The Verdict: Avoid This Micro-Cap NBFC
Score: 21/100
For Fresh Investors: Avoid completely. The combination of loss-making operations, weak ROE of 2.66%, expensive valuation at 1.43x book value, and zero institutional interest presents multiple red flags. The recent quarter's performance demonstrates deteriorating fundamentals rather than temporary setbacks. Wait for at least two consecutive quarters of profitability with sustainable margins before considering entry.
For Existing Holders: Consider exiting on any relief rally. The stock has declined 24.07% year-to-date and shows no signs of fundamental improvement. The margin collapse from 41.98% to 8.0% and surging interest costs indicate structural challenges. With the stock rated "Very Expensive" and technical trend turning bearish, the risk-reward ratio remains unfavourable for holding.

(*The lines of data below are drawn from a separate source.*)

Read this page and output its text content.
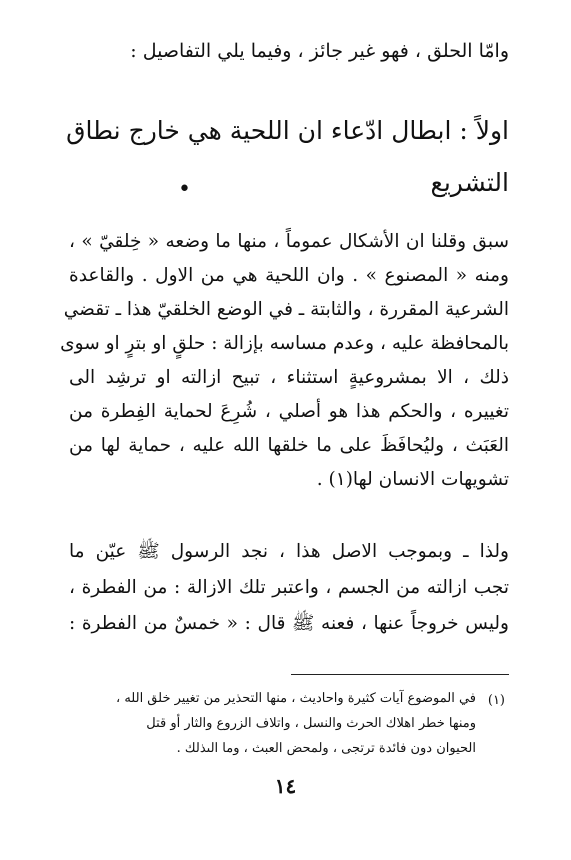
وامّا الحلق ، فهو غير جائز ، وفيما يلي التفاصيل :
اولاً : ابطال ادّعاء ان اللحية هي خارج نطاق
التشريع
•
سبق وقلنا ان الأشكال عموماً ، منها ما وضعه « خِلقيّ » ،
ومنه « المصنوع » . وان اللحية هي من الاول . والقاعدة
الشرعية المقررة ، والثابتة ـ في الوضع الخلقيّ هذا ـ تقضي
بالمحافظة عليه ، وعدم مساسه بإزالة : حلقٍ او بترٍ او سوى
ذلك ، الا بمشروعيةٍ استثناء ، تبيح ازالته او ترشِد الى
تغييره ، والحكم هذا هو أصلي ، شُرِعَ لحماية الفِطرة من
العَبَث ، وليُحافَظَ على ما خلقها الله عليه ، حماية لها من
تشويهات الانسان لها(١) .
ولذا ـ وبموجب الاصل هذا ، نجد الرسول ﷺ عيّن ما
تجب ازالته من الجسم ، واعتبر تلك الازالة : من الفطرة ،
وليس خروجاً عنها ، فعنه ﷺ قال : « خمسٌ من الفطرة :
(١)
في الموضوع آيات كثيرة واحاديث ، منها التحذير من تغيير خلق الله ،
ومنها خطر اهلاك الحرث والنسل ، واتلاف الزروع والثار أو قتل
الحيوان دون فائدة ترتجى ، ولمحض العبث ، وما الىذلك .
١٤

Fair Value Estimate: ₹19.24 (book value) to ₹22.00 (35% downside from current levels of ₹29.46). The current premium to book value is unjustified given loss-making status and weak capital efficiency.
Note- ROCE= (EBIT - Other income)/(Capital Employed - Cash - Current Investments)
⚠️ Investment Disclaimer
This article is for educational and informational purposes only and should not be construed as financial advice. Investors should conduct their own due diligence, consider their risk tolerance and investment objectives, and consult with a qualified financial advisor before making any investment decisions.